Friday, September 15, 2017

Gematria Debunked by...Cats

That is intended to evoke a WTF? response. But although this is more mockery than serious linguistic analysis I get the choice of what angle I want to approach this.


And in a weird way, this should make some sense.


A reminder that someone got the bright/really stupid idea that the NIPTUCKS created our entire language instead of gematria just being a practice performed on holy text. Sports and dead 20th, 21st century celebrities being absent from those texts.


You are allowed to do gematria on personalized, that can't be proven. Dreams. Dan heard a loud noise and we got the gematria of LOUD NOISE. Dan did Gematria on the misspelling of Kirk Cameron's name.


It's hard to describe the poem, Jabberwocky in regards to spell checking. A significant number of words were made up. Load it into Microsoft Word and the spell checker goes ape shit crazy. But Lewis Carroll is well known. The heroes "vorpal blade" became part of the lingo in Dungeons and Dragons. D&D is famous enough to be one of the 63 toys inducted into the toy hall of fame. Movies and television are greatly influenced by D&D. Since some of the celebrities involved are dead it's a safe bet that Lewis Carroll was important to the NIPTUCKS.


Alice in Wonderland has the Cheshire cat. Hardly a typical cat by the most common standards. (A cat being defined as "annoying excuse for lazy pet owners that never got a dog.). But nevertheless a cat.


Oh, just for additional ammo...Dr. Seuss, Cat in The Hat, more movies.  More made up words.


Lewis Carroll important. Made up words important. Cats important. Personalized events that can't be proven important.


Growing up we had the family cat. Her name was Frisky. She used to wake me up by walking on my pillow and purring loudly so I would get up and feed her. What the family did not have concurrent with a cat was a computer.


Much the same as the waking me up story, cats tend to do things to get attention. I know people that have cats. And you can Google something like "cat and computer keyboard" and find that this is common enough to have made it to the Internet. Cats walk on and/or flop down (notice the purposeful avoidance of having to choose between "lay down" and "lie down") on the keyboard. Their paws or fat asses inevitably striking some of the keys.


Congratulations dumb asses. By not sticking to the original use of Gematria on the Bible you have just allowed your cat to indicate that something like"df dfgddghhsacvvfffdfbvddffc" is now deeply meaningful. It is text. The letters have values.

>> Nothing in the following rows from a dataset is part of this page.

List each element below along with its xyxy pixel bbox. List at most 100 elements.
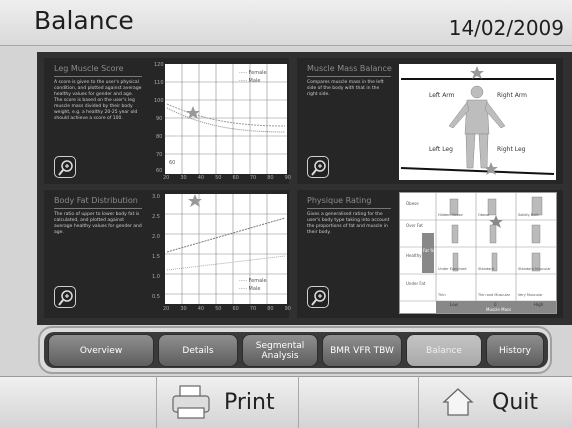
tab-balance[interactable]: Balance [406,334,482,367]
inner-label: 60 [169,160,176,166]
x-tick: 50 [215,306,222,312]
x-label: High [534,302,544,307]
y-tick: 110 [154,80,164,86]
x-tick: 30 [180,306,187,312]
cell-label: Standard Muscular [518,267,551,271]
right-leg-label: Right Leg [497,146,526,153]
header-bar: Balance 14/02/2009 [0,0,572,46]
x-tick: 40 [197,175,205,181]
body-fat-panel: Body Fat Distribution The ratio of upper… [44,190,291,318]
row-label: Healthy [406,253,422,258]
muscle-balance-panel: Muscle Mass Balance Compares muscle mass… [297,58,563,184]
divider [307,76,391,77]
date-label: 14/02/2009 [448,16,564,40]
body-balance-figure: Left Arm Right Arm Left Leg Right Leg [399,64,556,180]
legend-female-label: Female [248,70,267,76]
legend-female: ····· Female [239,70,267,76]
row-label: Over Fat [406,223,423,228]
muscle-balance-title: Muscle Mass Balance [307,64,392,73]
cell-label: Solidly Built [518,213,539,217]
zoom-button-physique[interactable] [307,286,329,308]
zoom-button-muscle[interactable] [307,156,329,178]
user-marker-star [188,194,202,207]
tab-bar: Overview Details Segmental Analysis BMR … [44,332,548,368]
leg-muscle-panel: Leg Muscle Score A score is given to the… [44,58,291,184]
row-label: Obese [406,201,419,206]
divider [54,76,142,77]
cell-label: Obese [478,213,490,217]
tab-overview[interactable]: Overview [48,334,154,367]
print-button[interactable]: Print [170,380,290,424]
physique-grid: Obese Over Fat Healthy Under Fat Fat % H… [399,192,557,314]
cell-label: Very Muscular [518,293,543,297]
leg-muscle-chart: ····· Female ····· Male 60 [165,64,287,174]
y-tick: 80 [156,134,163,140]
y-tick: 60 [156,168,163,174]
body-fat-chart: ····· Female ····· Male [165,194,287,304]
x-tick: 60 [232,306,239,312]
y-tick: 100 [154,98,164,104]
x-tick: 70 [249,175,257,181]
x-tick: 30 [180,175,187,181]
fat-axis-label: Fat % [423,248,435,253]
body-fat-title: Body Fat Distribution [54,196,138,205]
quit-label: Quit [492,389,538,415]
cell-label: Standard [478,267,494,271]
muscle-axis-label: Muscle Mass [486,307,512,312]
x-tick: 90 [284,306,291,312]
legend-male: ····· Male [239,286,261,292]
divider [298,376,299,428]
legend-female: ····· Female [239,278,267,284]
physique-title: Physique Rating [307,196,372,205]
x-tick: 20 [163,175,170,181]
tab-segmental-analysis[interactable]: Segmental Analysis [242,334,318,367]
y-tick: 2.0 [152,234,160,240]
tab-history[interactable]: History [486,334,544,367]
x-axis-ticks: 20 30 40 50 60 70 80 90 [163,306,291,312]
y-tick: 2.5 [152,214,160,220]
tab-bmr-vfr-tbw[interactable]: BMR VFR TBW [322,334,402,367]
cell-label: Thin [438,293,446,297]
zoom-in-icon [311,160,326,176]
marker-star-top [470,66,484,79]
physique-panel: Physique Rating Gives a generalised rati… [297,190,563,318]
x-tick: 20 [163,306,170,312]
screen: Balance 14/02/2009 Leg Muscle Score A sc… [0,0,572,428]
body-fat-description: The ratio of upper to lower body fat is … [54,212,142,235]
y-tick: 90 [156,116,163,122]
legend-male-label: Male [248,286,261,292]
page-title: Balance [34,6,134,35]
x-tick: 80 [267,175,274,181]
tab-details[interactable]: Details [158,334,238,367]
printer-icon [172,385,210,419]
fat-chart-svg [165,194,287,304]
y-tick: 1.0 [152,274,160,280]
zoom-button-leg[interactable] [54,156,76,178]
cell-label: Thin and Muscular [478,293,511,297]
legend-male: ····· Male [239,78,261,84]
physique-description: Gives a generalised rating for the user'… [307,212,390,235]
y-tick: 70 [156,152,163,158]
divider [418,376,419,428]
body-silhouette [400,66,555,175]
y-tick: 1.5 [152,254,160,260]
divider [54,208,142,209]
right-arm-label: Right Arm [497,92,528,99]
y-tick: 120 [154,62,164,68]
cell-label: Hidden Obese [438,213,463,217]
leg-muscle-description: A score is given to the user's physical … [54,80,142,121]
print-label: Print [224,389,275,415]
zoom-in-icon [58,290,73,306]
leg-muscle-title: Leg Muscle Score [54,64,124,73]
x-tick: 50 [215,175,222,181]
balance-panel: Leg Muscle Score A score is given to the… [37,52,572,325]
zoom-in-icon [58,160,73,176]
zoom-button-fat[interactable] [54,286,76,308]
legend-female-label: Female [248,278,267,284]
left-leg-label: Left Leg [429,146,453,153]
row-label: Under Fat [406,281,426,286]
left-arm-label: Left Arm [429,92,455,99]
x-tick: 80 [267,306,274,312]
quit-button[interactable]: Quit [440,380,568,424]
leg-chart-svg [165,64,287,174]
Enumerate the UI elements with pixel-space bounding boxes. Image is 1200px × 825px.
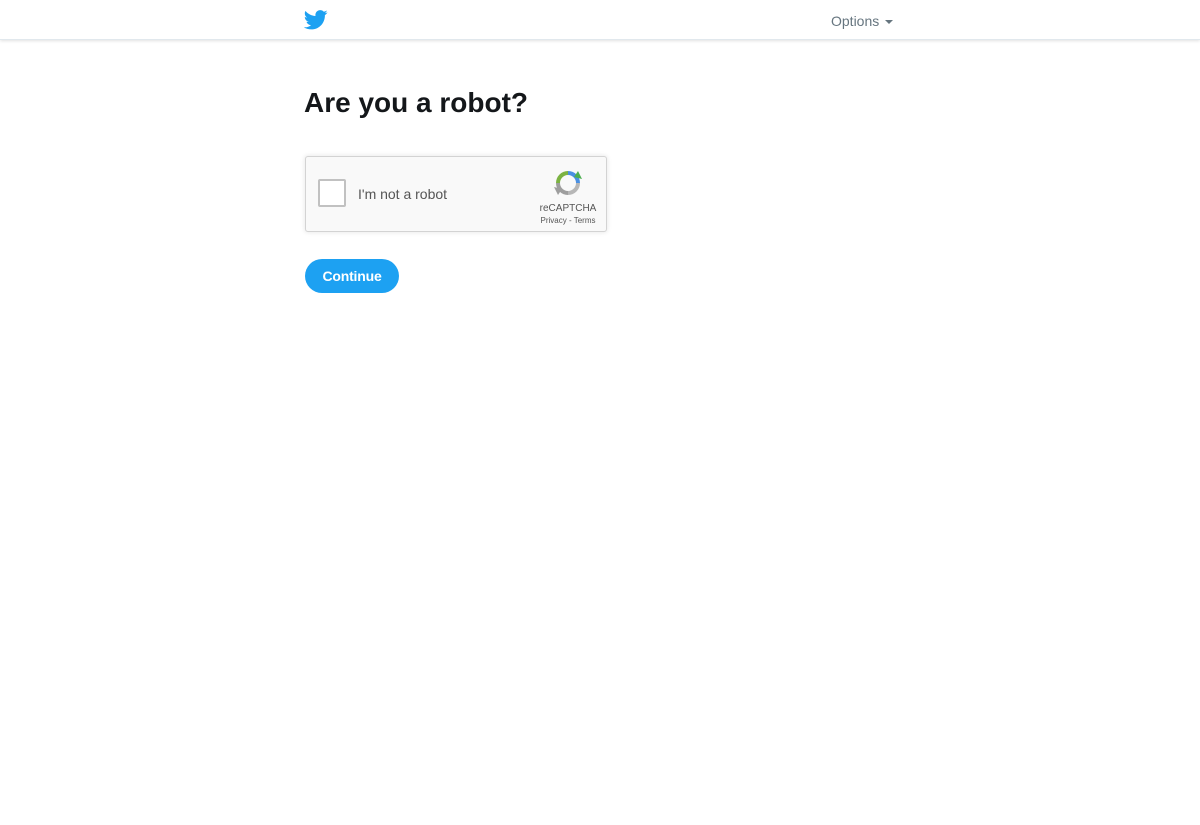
- recaptcha-logo-icon: [554, 171, 582, 195]
- twitter-bird-icon[interactable]: [304, 10, 328, 30]
- page-title: Are you a robot?: [304, 87, 529, 118]
- terms-link[interactable]: Terms: [574, 216, 596, 225]
- recaptcha-brand: reCAPTCHA: [539, 203, 597, 214]
- top-navigation-bar: Options: [0, 0, 1200, 40]
- privacy-link[interactable]: Privacy: [541, 216, 567, 225]
- recaptcha-widget: I'm not a robot reCAPTCHA Privacy - Term…: [305, 156, 607, 232]
- recaptcha-checkbox[interactable]: [318, 179, 346, 207]
- options-label: Options: [831, 13, 880, 29]
- options-dropdown[interactable]: Options: [831, 12, 894, 30]
- links-separator: -: [566, 216, 574, 225]
- recaptcha-links: Privacy - Terms: [528, 216, 608, 226]
- continue-button[interactable]: Continue: [305, 259, 399, 293]
- caret-down-icon: [885, 19, 894, 24]
- recaptcha-checkbox-label: I'm not a robot: [358, 186, 448, 202]
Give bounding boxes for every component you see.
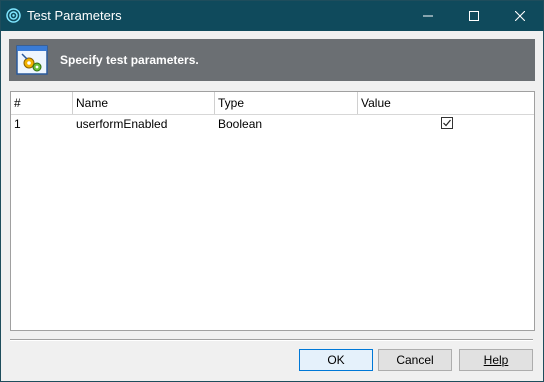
column-header-value[interactable]: Value [358, 92, 534, 114]
maximize-icon [469, 11, 479, 21]
parameters-icon [16, 45, 48, 75]
divider [10, 339, 533, 341]
maximize-button[interactable] [451, 1, 497, 31]
parameters-grid[interactable]: # Name Type Value 1 userformEnabled Bool… [10, 91, 535, 331]
minimize-icon [423, 15, 433, 17]
table-row[interactable]: 1 userformEnabled Boolean [11, 115, 534, 133]
window-title: Test Parameters [27, 8, 122, 23]
close-button[interactable] [497, 1, 543, 31]
value-checkbox[interactable] [441, 117, 453, 129]
header-title: Specify test parameters. [60, 53, 199, 67]
ok-button[interactable]: OK [299, 349, 373, 371]
column-header-type[interactable]: Type [215, 92, 358, 114]
minimize-button[interactable] [405, 1, 451, 31]
column-header-index[interactable]: # [11, 92, 73, 114]
test-parameters-dialog: Test Parameters Specify test parameters.… [0, 0, 544, 382]
help-button[interactable]: Help [459, 349, 533, 371]
title-bar[interactable]: Test Parameters [1, 1, 543, 31]
close-icon [515, 11, 525, 21]
row-name[interactable]: userformEnabled [73, 115, 215, 133]
header-banner: Specify test parameters. [9, 39, 535, 81]
row-index: 1 [14, 117, 21, 131]
help-button-label: Help [483, 353, 509, 367]
column-header-name[interactable]: Name [73, 92, 215, 114]
grid-header: # Name Type Value [11, 92, 534, 115]
app-icon [6, 8, 21, 23]
checkmark-icon [443, 119, 451, 127]
cancel-button[interactable]: Cancel [378, 349, 452, 371]
row-type[interactable]: Boolean [215, 115, 358, 133]
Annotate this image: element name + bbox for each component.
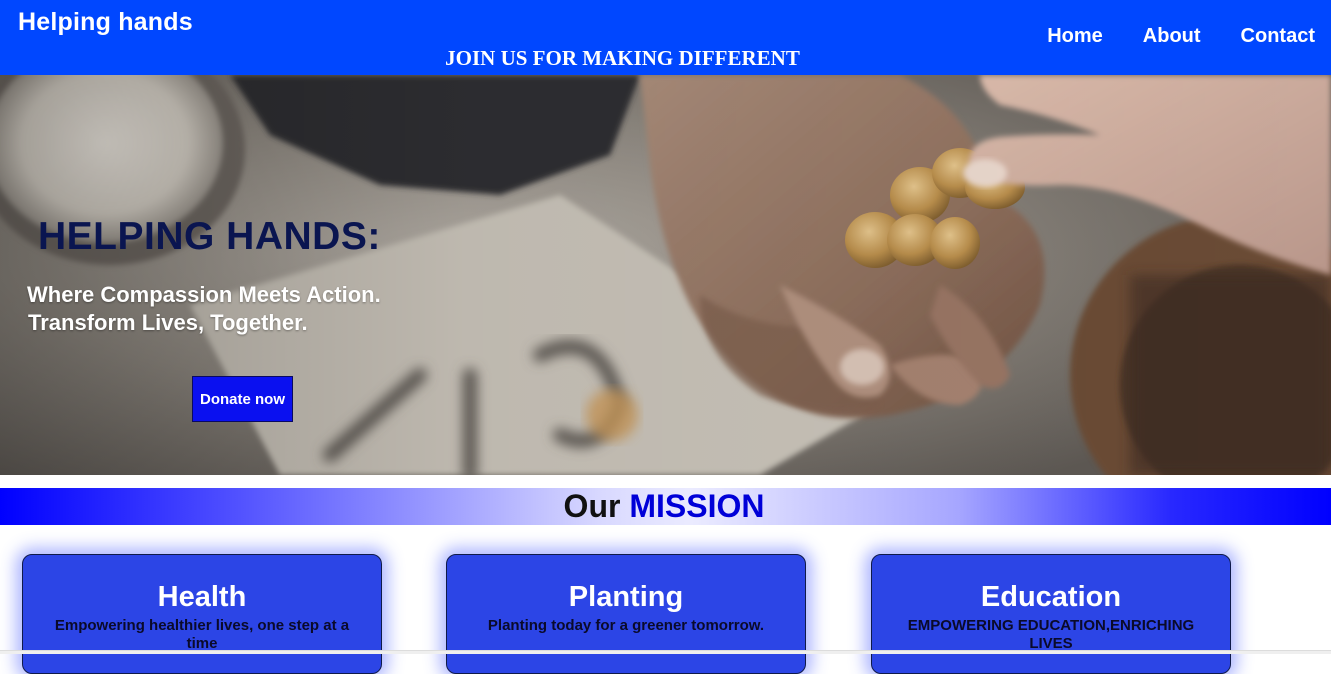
hero-subtitle: Where Compassion Meets Action. Transform… (27, 281, 381, 337)
nav-link-about[interactable]: About (1143, 25, 1201, 48)
mission-heading-accent: MISSION (629, 488, 765, 524)
card-text: EMPOWERING EDUCATION,ENRICHING LIVES (907, 617, 1195, 652)
card-title: Planting (568, 581, 684, 613)
mission-heading: Our MISSION (0, 488, 1328, 525)
card-text: Planting today for a greener tomorrow. (487, 617, 765, 634)
card-title: Health (157, 581, 247, 613)
nav-link-contact[interactable]: Contact (1241, 25, 1315, 48)
nav-link-home[interactable]: Home (1047, 25, 1103, 48)
hero-subtitle-line-2: Transform Lives, Together. (28, 310, 308, 335)
hero-subtitle-line-1: Where Compassion Meets Action. (27, 282, 381, 307)
card-title: Education (980, 581, 1122, 613)
brand-logo-text[interactable]: Helping hands (18, 8, 193, 37)
horizontal-scrollbar-track[interactable] (0, 650, 1331, 654)
header-tagline: JOIN US FOR MAKING DIFFERENT (445, 46, 800, 70)
hero-section: HELPING HANDS: Where Compassion Meets Ac… (0, 75, 1331, 475)
card-text: Empowering healthier lives, one step at … (54, 617, 350, 652)
mission-banner: Our MISSION (0, 488, 1331, 525)
donate-now-button[interactable]: Donate now (192, 376, 293, 422)
mission-card-education[interactable]: Education EMPOWERING EDUCATION,ENRICHING… (871, 554, 1231, 674)
hero-title: HELPING HANDS: (38, 215, 381, 258)
main-nav: Home About Contact (1047, 25, 1315, 48)
mission-card-health[interactable]: Health Empowering healthier lives, one s… (22, 554, 382, 674)
top-navbar: Helping hands JOIN US FOR MAKING DIFFERE… (0, 0, 1331, 75)
mission-card-planting[interactable]: Planting Planting today for a greener to… (446, 554, 806, 674)
mission-heading-plain: Our (563, 488, 621, 524)
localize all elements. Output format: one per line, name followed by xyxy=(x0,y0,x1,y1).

The odds that your cat will type in, "Jenna Coleman, although pleasing to the eye, should be mistrusted because in fact she is the Antichrist" is exceedingly small. It ranks on the probability of happening scale just above only one thing-gematria having any useful value. The odds your cat will produce a string of nonsense characters that have the same value in simple, non-reduced is slightly better. Any sense that could ever be made would have to be cross matching with reductions and further interpretation of the resulting two digit numbers.


Another big lamprey argument over exactly what is significant. Carroll/Geisel should certainly be considered high up on the food chain of significance. "jnknnmlpkoknknkm" should probably not. But what if your cat just hits "sad"? This could have maybe already has happened. The cat senses you are frustrated at what you are doing on the computer. You're feeling sad, and the cat decides to cheer you up. The keys are close together. You can dismiss it as a remarkable coincidence or do gematria on it.


Two more points about cats and keyboards and Gematria.


Use of an apostrophe is even more difficult for a cat. My keypad requires me to shift to bring up the character. Since these guys just can't seem to get the proper use of an apostrophe right, it makes me think catmatria is not to be taken seriously.


However, in regards to holy text - Satan does have the nickname, Old Scratch. Maybe there's a master plan already set in motion once cats get tired of pushing things off the edge of the table.


You may never look at cats the same way ever again.